2. Pengomposan Sampah organik rumah tangga dengan pengembang biakan cacing tanah.
3. Pengomposan skala lingkungan
4. Daur ulang sampah plastik lembaran (kresek)- peletasi
Proses pengomposan dapat dilakukan dengan bebarapa tahap, yaitu:
1. Pemilahan, yaitu memisahkan sampah organik dari sampah anorganik. Lakukanlah
pemilahan secara cermat agar kualitas kompos yang dihasilkan bisa lebih baik.
2. Pencetakan, yaitu memasukkan kompos ke dalam tempat pencetakan, kemudian
dipadatkan dengan cara diinjak-injak dan setelah itu disiram.
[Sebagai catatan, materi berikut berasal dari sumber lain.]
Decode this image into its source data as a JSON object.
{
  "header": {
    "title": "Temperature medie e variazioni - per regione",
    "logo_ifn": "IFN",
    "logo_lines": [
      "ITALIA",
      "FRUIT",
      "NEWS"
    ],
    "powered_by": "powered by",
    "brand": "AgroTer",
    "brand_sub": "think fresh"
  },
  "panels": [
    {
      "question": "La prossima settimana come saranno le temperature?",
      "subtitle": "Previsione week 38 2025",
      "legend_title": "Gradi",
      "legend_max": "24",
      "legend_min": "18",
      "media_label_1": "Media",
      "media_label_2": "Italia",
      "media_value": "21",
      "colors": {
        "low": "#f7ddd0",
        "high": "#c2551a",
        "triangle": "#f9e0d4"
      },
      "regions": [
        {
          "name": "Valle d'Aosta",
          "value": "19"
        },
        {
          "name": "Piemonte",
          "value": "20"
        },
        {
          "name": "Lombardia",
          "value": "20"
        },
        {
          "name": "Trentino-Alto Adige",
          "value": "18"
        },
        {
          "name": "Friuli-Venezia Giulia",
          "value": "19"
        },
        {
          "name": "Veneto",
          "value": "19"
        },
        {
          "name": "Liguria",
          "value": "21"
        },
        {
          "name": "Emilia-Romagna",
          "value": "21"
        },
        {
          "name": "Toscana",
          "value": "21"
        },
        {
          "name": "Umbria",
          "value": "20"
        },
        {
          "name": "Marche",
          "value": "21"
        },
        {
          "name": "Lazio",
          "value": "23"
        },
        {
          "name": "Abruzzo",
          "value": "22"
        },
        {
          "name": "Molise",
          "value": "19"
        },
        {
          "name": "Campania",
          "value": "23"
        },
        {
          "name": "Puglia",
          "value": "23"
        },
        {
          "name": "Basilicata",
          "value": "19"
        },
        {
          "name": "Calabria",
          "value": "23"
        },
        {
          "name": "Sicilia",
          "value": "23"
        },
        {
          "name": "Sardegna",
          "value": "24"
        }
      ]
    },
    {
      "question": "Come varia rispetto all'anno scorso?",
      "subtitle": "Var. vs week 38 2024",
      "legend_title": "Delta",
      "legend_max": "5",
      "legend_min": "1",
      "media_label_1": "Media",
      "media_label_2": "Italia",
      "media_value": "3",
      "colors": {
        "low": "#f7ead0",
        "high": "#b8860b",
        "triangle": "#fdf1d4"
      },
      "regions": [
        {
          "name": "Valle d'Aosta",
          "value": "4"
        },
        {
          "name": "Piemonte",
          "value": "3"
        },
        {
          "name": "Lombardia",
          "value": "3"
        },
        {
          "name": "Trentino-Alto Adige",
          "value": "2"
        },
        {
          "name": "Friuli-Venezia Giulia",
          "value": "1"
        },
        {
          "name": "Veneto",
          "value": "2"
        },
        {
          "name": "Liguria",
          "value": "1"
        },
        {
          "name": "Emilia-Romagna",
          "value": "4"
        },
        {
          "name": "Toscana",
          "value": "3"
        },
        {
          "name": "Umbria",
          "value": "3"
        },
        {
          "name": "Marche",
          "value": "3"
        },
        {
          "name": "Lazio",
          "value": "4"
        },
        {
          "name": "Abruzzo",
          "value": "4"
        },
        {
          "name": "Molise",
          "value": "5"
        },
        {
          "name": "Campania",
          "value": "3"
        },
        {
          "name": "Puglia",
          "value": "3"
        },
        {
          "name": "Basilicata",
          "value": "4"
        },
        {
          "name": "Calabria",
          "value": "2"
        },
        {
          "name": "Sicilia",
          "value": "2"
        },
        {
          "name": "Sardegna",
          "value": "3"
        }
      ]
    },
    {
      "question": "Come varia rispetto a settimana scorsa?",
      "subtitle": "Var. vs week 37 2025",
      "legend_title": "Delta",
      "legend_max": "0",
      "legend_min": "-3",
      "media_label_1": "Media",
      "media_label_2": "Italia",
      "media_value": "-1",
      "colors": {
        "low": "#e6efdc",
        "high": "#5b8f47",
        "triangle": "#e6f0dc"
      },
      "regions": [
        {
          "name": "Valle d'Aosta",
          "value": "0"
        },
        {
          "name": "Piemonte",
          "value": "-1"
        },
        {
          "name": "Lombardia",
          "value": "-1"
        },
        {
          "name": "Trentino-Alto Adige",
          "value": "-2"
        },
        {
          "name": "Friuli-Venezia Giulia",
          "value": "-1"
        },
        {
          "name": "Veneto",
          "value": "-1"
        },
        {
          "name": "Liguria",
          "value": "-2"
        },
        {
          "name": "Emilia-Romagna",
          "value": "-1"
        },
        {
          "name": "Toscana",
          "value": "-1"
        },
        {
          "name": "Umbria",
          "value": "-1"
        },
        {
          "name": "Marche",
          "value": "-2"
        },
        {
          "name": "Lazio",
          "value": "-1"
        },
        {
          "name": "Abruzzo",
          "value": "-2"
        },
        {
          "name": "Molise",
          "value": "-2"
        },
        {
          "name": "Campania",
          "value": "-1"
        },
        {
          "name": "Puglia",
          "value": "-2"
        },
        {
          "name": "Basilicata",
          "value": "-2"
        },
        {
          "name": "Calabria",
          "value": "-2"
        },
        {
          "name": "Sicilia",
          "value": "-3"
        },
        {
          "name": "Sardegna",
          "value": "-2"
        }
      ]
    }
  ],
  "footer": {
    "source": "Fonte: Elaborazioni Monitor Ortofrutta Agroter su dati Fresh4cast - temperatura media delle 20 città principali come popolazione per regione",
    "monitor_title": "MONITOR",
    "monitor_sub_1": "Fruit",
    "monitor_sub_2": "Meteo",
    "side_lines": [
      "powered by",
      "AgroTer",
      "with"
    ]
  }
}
3. Pembalikan, dilakukan agar proses pematangan berlangsung merata dengan frekuensi 9 -
11 kali (pembalikan pertama berselang 11 hari, pembalikan berikutnya berselang 5 hari).
Pembalikan juga bertujuan untuk membuang panas yang berlebihan, memasukkan udara
segar ke dalam tumpukan bahan, meratakan proses pelapukan di setiap bagian tumpukan,
meratakan pemberian air, serta membantu penghancuran bahan menjadi partikel kecil-
kecil. Pembalikan dilakukan terhadap bahan baku dan tumpukan yang terlalu kering
(kelembapan kurang dari 50%). Setelah pengomposan berjalan 30 – 40 hari, suhu
tumpukan akan semakin menurun hingga mendekati suhu ruangan. Pada saat itu
tumpukan telah lapuk, berwarna coklat tua atau kehitaman. Kompos masuk pada tahap
pematangan selama 14 hari. Perlu diperhatikan bahwa penggunaan kompos yang belum
matang akan menyebabkan terjadinya persaingan bahan nutrien antara tanaman dengan
mikroorganisma tanah yang mengakibatkan terhambatnya pertumbuhan tanaman.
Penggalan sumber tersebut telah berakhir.